Although Avatar appears to engage most directly with the U.S.’s particular genocidal history, the racialized imperial fantasy enacted in the film also shares DNA with anti-apartheid films set in South Africa during the late 1980s such as Dry White Season.  In these films, a clueless white protagonist suddenly has the scales drop from his eyes after a chance encounter leads him to see the venality of the apartheid system.  Typically, a gardener’s son is “disappeared” during protests in the townships; the protagonist, moved by his personal ties to his servants, becomes involved, believing that justice will quickly be done and things set aright.  Of course his efforts not only fail to produce justice, but in addition show him the venality of the apartheid system’s treatment of non-whites.  In the course of his odyssey, the protagonist is increasingly alienated from the complacent white people with whom he has heretofore lived; these people in turn ostracize him, closing ranks against a perceived race traitor.  The protagonist’s abjection is redeemed, however, by his newfound status as hero of the anti-apartheid movement.

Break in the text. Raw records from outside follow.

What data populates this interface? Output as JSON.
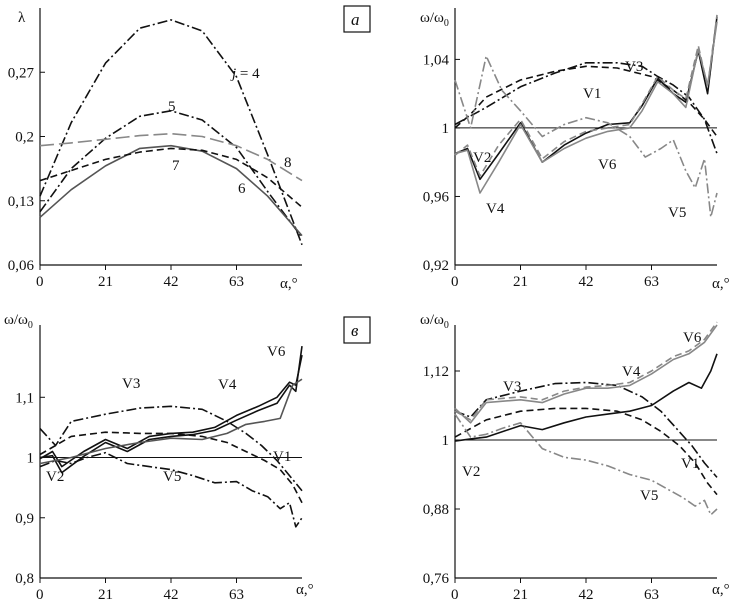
{
  "chart_data": [
    {
      "type": "line",
      "panel_tag": "а",
      "ylabel": "λ",
      "xlabel": "α,°",
      "xlim": [
        0,
        84
      ],
      "ylim": [
        0.06,
        0.34
      ],
      "xticks": [
        "0",
        "21",
        "42",
        "63"
      ],
      "yticks": [
        {
          "v": 0.06,
          "t": "0,06"
        },
        {
          "v": 0.13,
          "t": "0,13"
        },
        {
          "v": 0.2,
          "t": "0,2"
        },
        {
          "v": 0.27,
          "t": "0,27"
        }
      ],
      "series": [
        {
          "name": "j = 4",
          "style": "dashdot",
          "color": "#111111",
          "x": [
            0,
            10,
            21,
            32,
            42,
            52,
            63,
            73,
            84
          ],
          "values": [
            0.135,
            0.215,
            0.28,
            0.318,
            0.327,
            0.315,
            0.265,
            0.18,
            0.082
          ]
        },
        {
          "name": "5",
          "style": "dashdot",
          "color": "#111111",
          "x": [
            0,
            10,
            21,
            32,
            42,
            52,
            63,
            73,
            84
          ],
          "values": [
            0.118,
            0.165,
            0.198,
            0.222,
            0.228,
            0.218,
            0.188,
            0.14,
            0.09
          ]
        },
        {
          "name": "6",
          "style": "solid",
          "color": "#555555",
          "x": [
            0,
            10,
            21,
            32,
            42,
            52,
            63,
            73,
            84
          ],
          "values": [
            0.112,
            0.142,
            0.168,
            0.187,
            0.19,
            0.184,
            0.165,
            0.135,
            0.092
          ]
        },
        {
          "name": "7",
          "style": "dashed",
          "color": "#111111",
          "x": [
            0,
            10,
            21,
            32,
            42,
            52,
            63,
            73,
            84
          ],
          "values": [
            0.152,
            0.163,
            0.175,
            0.183,
            0.187,
            0.185,
            0.175,
            0.155,
            0.123
          ]
        },
        {
          "name": "8",
          "style": "longdash",
          "color": "#888888",
          "x": [
            0,
            10,
            21,
            32,
            42,
            52,
            63,
            73,
            84
          ],
          "values": [
            0.19,
            0.193,
            0.197,
            0.201,
            0.203,
            0.2,
            0.19,
            0.175,
            0.152
          ]
        }
      ],
      "annotations": [
        "j = 4",
        "5",
        "6",
        "7",
        "8"
      ]
    },
    {
      "type": "line",
      "ylabel": "ω/ω0",
      "xlabel": "α,°",
      "xlim": [
        0,
        84
      ],
      "ylim": [
        0.92,
        1.07
      ],
      "refline": 1,
      "xticks": [
        "0",
        "21",
        "42",
        "63"
      ],
      "yticks": [
        {
          "v": 0.92,
          "t": "0,92"
        },
        {
          "v": 0.96,
          "t": "0,96"
        },
        {
          "v": 1,
          "t": "1"
        },
        {
          "v": 1.04,
          "t": "1,04"
        }
      ],
      "series": [
        {
          "name": "V1",
          "style": "dashed",
          "color": "#111111",
          "x": [
            0,
            5,
            10,
            21,
            32,
            42,
            52,
            63,
            70,
            75,
            80,
            84
          ],
          "values": [
            1.0,
            1.008,
            1.018,
            1.028,
            1.033,
            1.036,
            1.035,
            1.03,
            1.022,
            1.015,
            1.005,
            0.995
          ]
        },
        {
          "name": "V2",
          "style": "solid",
          "color": "#111111",
          "x": [
            0,
            4,
            8,
            14,
            21,
            28,
            35,
            42,
            49,
            56,
            60,
            65,
            70,
            74,
            78,
            81,
            84
          ],
          "values": [
            0.985,
            0.988,
            0.97,
            0.985,
            1.003,
            0.98,
            0.99,
            0.997,
            1.002,
            1.003,
            1.013,
            1.029,
            1.02,
            1.015,
            1.045,
            1.02,
            1.065
          ]
        },
        {
          "name": "V3",
          "style": "dashdot",
          "color": "#111111",
          "x": [
            0,
            10,
            21,
            32,
            42,
            52,
            60,
            65,
            70,
            75,
            80,
            84
          ],
          "values": [
            1.002,
            1.012,
            1.024,
            1.032,
            1.038,
            1.038,
            1.036,
            1.03,
            1.025,
            1.018,
            1.005,
            0.985
          ]
        },
        {
          "name": "V4",
          "style": "solid",
          "color": "#888888",
          "x": [
            0,
            4,
            8,
            14,
            21,
            28,
            35,
            42,
            49,
            56,
            60,
            65,
            70,
            74,
            78,
            81,
            84
          ],
          "values": [
            0.985,
            0.987,
            0.962,
            0.98,
            1.002,
            0.98,
            0.988,
            0.994,
            0.998,
            1.0,
            1.01,
            1.027,
            1.02,
            1.012,
            1.046,
            1.025,
            1.062
          ]
        },
        {
          "name": "V5",
          "style": "dashdot",
          "color": "#888888",
          "x": [
            0,
            5,
            10,
            15,
            21,
            28,
            35,
            42,
            49,
            56,
            61,
            66,
            70,
            74,
            77,
            80,
            82,
            84
          ],
          "values": [
            1.028,
            1.0,
            1.042,
            1.022,
            1.01,
            0.995,
            1.002,
            1.006,
            1.003,
            0.995,
            0.983,
            0.988,
            0.993,
            0.975,
            0.965,
            0.982,
            0.948,
            0.962
          ]
        },
        {
          "name": "V6",
          "style": "dashed",
          "color": "#888888",
          "x": [
            0,
            4,
            8,
            14,
            21,
            28,
            35,
            42,
            49,
            56,
            60,
            65,
            70,
            74,
            78,
            81,
            84
          ],
          "values": [
            0.984,
            0.99,
            0.972,
            0.99,
            1.005,
            0.982,
            0.992,
            0.998,
            1.0,
            1.002,
            1.014,
            1.03,
            1.022,
            1.017,
            1.048,
            1.024,
            1.066
          ]
        }
      ],
      "annotations": [
        "V1",
        "V2",
        "V3",
        "V4",
        "V5",
        "V6"
      ]
    },
    {
      "type": "line",
      "panel_tag": "в",
      "ylabel": "ω/ω0",
      "xlabel": "α,°",
      "xlim": [
        0,
        84
      ],
      "ylim": [
        0.8,
        1.22
      ],
      "refline": 1,
      "xticks": [
        "0",
        "21",
        "42",
        "63"
      ],
      "yticks": [
        {
          "v": 0.8,
          "t": "0,8"
        },
        {
          "v": 0.9,
          "t": "0,9"
        },
        {
          "v": 1,
          "t": "1"
        },
        {
          "v": 1.1,
          "t": "1,1"
        }
      ],
      "series": [
        {
          "name": "V1",
          "style": "dashed",
          "color": "#111111",
          "x": [
            0,
            5,
            10,
            21,
            32,
            42,
            52,
            60,
            66,
            72,
            77,
            81,
            84
          ],
          "values": [
            1.005,
            1.02,
            1.035,
            1.042,
            1.04,
            1.04,
            1.035,
            1.025,
            1.01,
            0.995,
            0.98,
            0.955,
            0.925
          ]
        },
        {
          "name": "V2",
          "style": "solid",
          "color": "#111111",
          "x": [
            0,
            4,
            7,
            14,
            21,
            28,
            35,
            42,
            49,
            56,
            63,
            70,
            76,
            80,
            82,
            84
          ],
          "values": [
            0.998,
            1.01,
            0.985,
            1.01,
            1.03,
            1.015,
            1.035,
            1.04,
            1.042,
            1.05,
            1.07,
            1.085,
            1.1,
            1.125,
            1.12,
            1.17
          ]
        },
        {
          "name": "V3",
          "style": "dashdot",
          "color": "#111111",
          "x": [
            0,
            5,
            10,
            21,
            32,
            42,
            52,
            60,
            66,
            71,
            76,
            80,
            84
          ],
          "values": [
            1.048,
            1.02,
            1.06,
            1.072,
            1.082,
            1.085,
            1.08,
            1.06,
            1.04,
            1.02,
            0.995,
            0.97,
            0.945
          ]
        },
        {
          "name": "V4",
          "style": "solid",
          "color": "#111111",
          "x": [
            0,
            4,
            7,
            14,
            21,
            28,
            35,
            42,
            49,
            56,
            63,
            70,
            76,
            80,
            82,
            84
          ],
          "values": [
            1.0,
            1.003,
            0.975,
            1.002,
            1.025,
            1.01,
            1.03,
            1.035,
            1.038,
            1.045,
            1.062,
            1.078,
            1.09,
            1.12,
            1.11,
            1.185
          ]
        },
        {
          "name": "V5",
          "style": "dashdot",
          "color": "#111111",
          "x": [
            0,
            5,
            10,
            15,
            21,
            28,
            35,
            42,
            49,
            56,
            63,
            68,
            73,
            77,
            80,
            82,
            84
          ],
          "values": [
            0.985,
            0.995,
            0.99,
            1.0,
            1.008,
            0.99,
            0.985,
            0.98,
            0.97,
            0.958,
            0.96,
            0.945,
            0.935,
            0.915,
            0.925,
            0.885,
            0.9
          ]
        },
        {
          "name": "V6",
          "style": "solid",
          "color": "#555555",
          "x": [
            0,
            5,
            10,
            21,
            32,
            42,
            52,
            60,
            66,
            72,
            77,
            81,
            84
          ],
          "values": [
            0.99,
            0.995,
            1.0,
            1.015,
            1.025,
            1.032,
            1.03,
            1.04,
            1.055,
            1.06,
            1.065,
            1.12,
            1.13
          ]
        }
      ],
      "annotations": [
        "V1",
        "V2",
        "V3",
        "V4",
        "V5",
        "V6"
      ]
    },
    {
      "type": "line",
      "ylabel": "ω/ω0",
      "xlabel": "α,°",
      "xlim": [
        0,
        84
      ],
      "ylim": [
        0.76,
        1.2
      ],
      "refline": 1,
      "xticks": [
        "0",
        "21",
        "42",
        "63"
      ],
      "yticks": [
        {
          "v": 0.76,
          "t": "0,76"
        },
        {
          "v": 0.88,
          "t": "0,88"
        },
        {
          "v": 1,
          "t": "1"
        },
        {
          "v": 1.12,
          "t": "1,12"
        }
      ],
      "series": [
        {
          "name": "V1",
          "style": "dashed",
          "color": "#111111",
          "x": [
            0,
            5,
            10,
            21,
            32,
            42,
            52,
            60,
            66,
            72,
            77,
            81,
            84
          ],
          "values": [
            1.005,
            1.02,
            1.035,
            1.05,
            1.055,
            1.055,
            1.05,
            1.035,
            1.015,
            0.99,
            0.96,
            0.925,
            0.905
          ]
        },
        {
          "name": "V2",
          "style": "solid",
          "color": "#111111",
          "x": [
            0,
            5,
            10,
            21,
            28,
            35,
            42,
            49,
            56,
            63,
            70,
            75,
            79,
            82,
            84
          ],
          "values": [
            0.998,
            1.002,
            1.005,
            1.025,
            1.018,
            1.03,
            1.04,
            1.045,
            1.05,
            1.06,
            1.085,
            1.1,
            1.09,
            1.12,
            1.15
          ]
        },
        {
          "name": "V3",
          "style": "dashdot",
          "color": "#111111",
          "x": [
            0,
            5,
            10,
            21,
            32,
            42,
            52,
            60,
            66,
            71,
            76,
            80,
            84
          ],
          "values": [
            1.05,
            1.04,
            1.07,
            1.085,
            1.098,
            1.1,
            1.095,
            1.075,
            1.05,
            1.02,
            0.99,
            0.96,
            0.935
          ]
        },
        {
          "name": "V4",
          "style": "solid",
          "color": "#888888",
          "x": [
            0,
            5,
            10,
            21,
            28,
            35,
            42,
            49,
            56,
            63,
            70,
            75,
            80,
            84
          ],
          "values": [
            1.055,
            1.03,
            1.065,
            1.07,
            1.065,
            1.08,
            1.09,
            1.09,
            1.095,
            1.115,
            1.14,
            1.15,
            1.17,
            1.2
          ]
        },
        {
          "name": "V5",
          "style": "dashdot",
          "color": "#888888",
          "x": [
            0,
            5,
            10,
            15,
            21,
            28,
            35,
            42,
            49,
            56,
            63,
            68,
            73,
            77,
            80,
            82,
            84
          ],
          "values": [
            1.045,
            1.005,
            1.01,
            1.02,
            1.03,
            0.985,
            0.97,
            0.965,
            0.955,
            0.94,
            0.93,
            0.915,
            0.9,
            0.885,
            0.895,
            0.87,
            0.88
          ]
        },
        {
          "name": "V6",
          "style": "dashed",
          "color": "#888888",
          "x": [
            0,
            5,
            10,
            21,
            28,
            35,
            42,
            49,
            56,
            63,
            70,
            75,
            80,
            84
          ],
          "values": [
            1.05,
            1.035,
            1.07,
            1.075,
            1.07,
            1.085,
            1.092,
            1.095,
            1.1,
            1.12,
            1.145,
            1.155,
            1.175,
            1.205
          ]
        }
      ],
      "annotations": [
        "V1",
        "V2",
        "V3",
        "V4",
        "V5",
        "V6"
      ]
    }
  ]
}
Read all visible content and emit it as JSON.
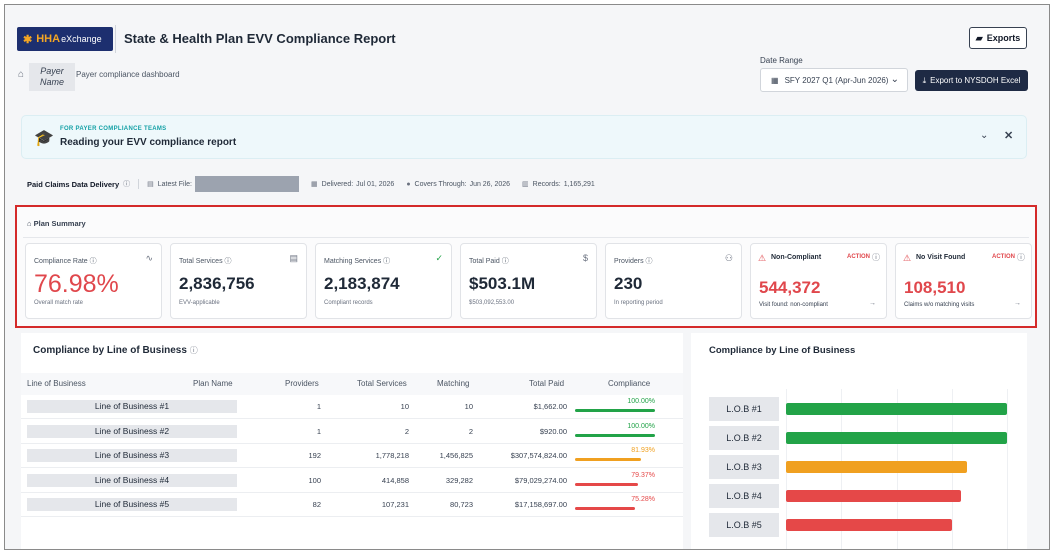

Such anti-apartheid films go beyond a guilt syndrome in which fiction enacts a white desire to be absolved of racial injustice.  In these films, the black-led anti-apartheid movement becomes a vehicle for white aspirations, upending the dynamic on the ground and imposing white needs and subjectivity onto an otherwise alien landscape.  This apartheid-era narrative was slyly remade recently in District 9, which stages the mutation of an Afrikaner into an alien who, like Avatar‘s Jake Sully, goes native and resists Empire.  Given the history of South Africa after apartheid, with the ANC cleaving faithfully to the neo-liberal precepts of the international financial community, this colonization of the anti-apartheid struggle his ominous historical implications.

The remarkable resemblance between District 9 and Avatar suggests more than simply the striking trans-continental continuity of the white imperial imaginary; this similarity also underlines the enduring need to decolonize the anti-imperial imaginary.  Apartheid, it seems, has many avatars.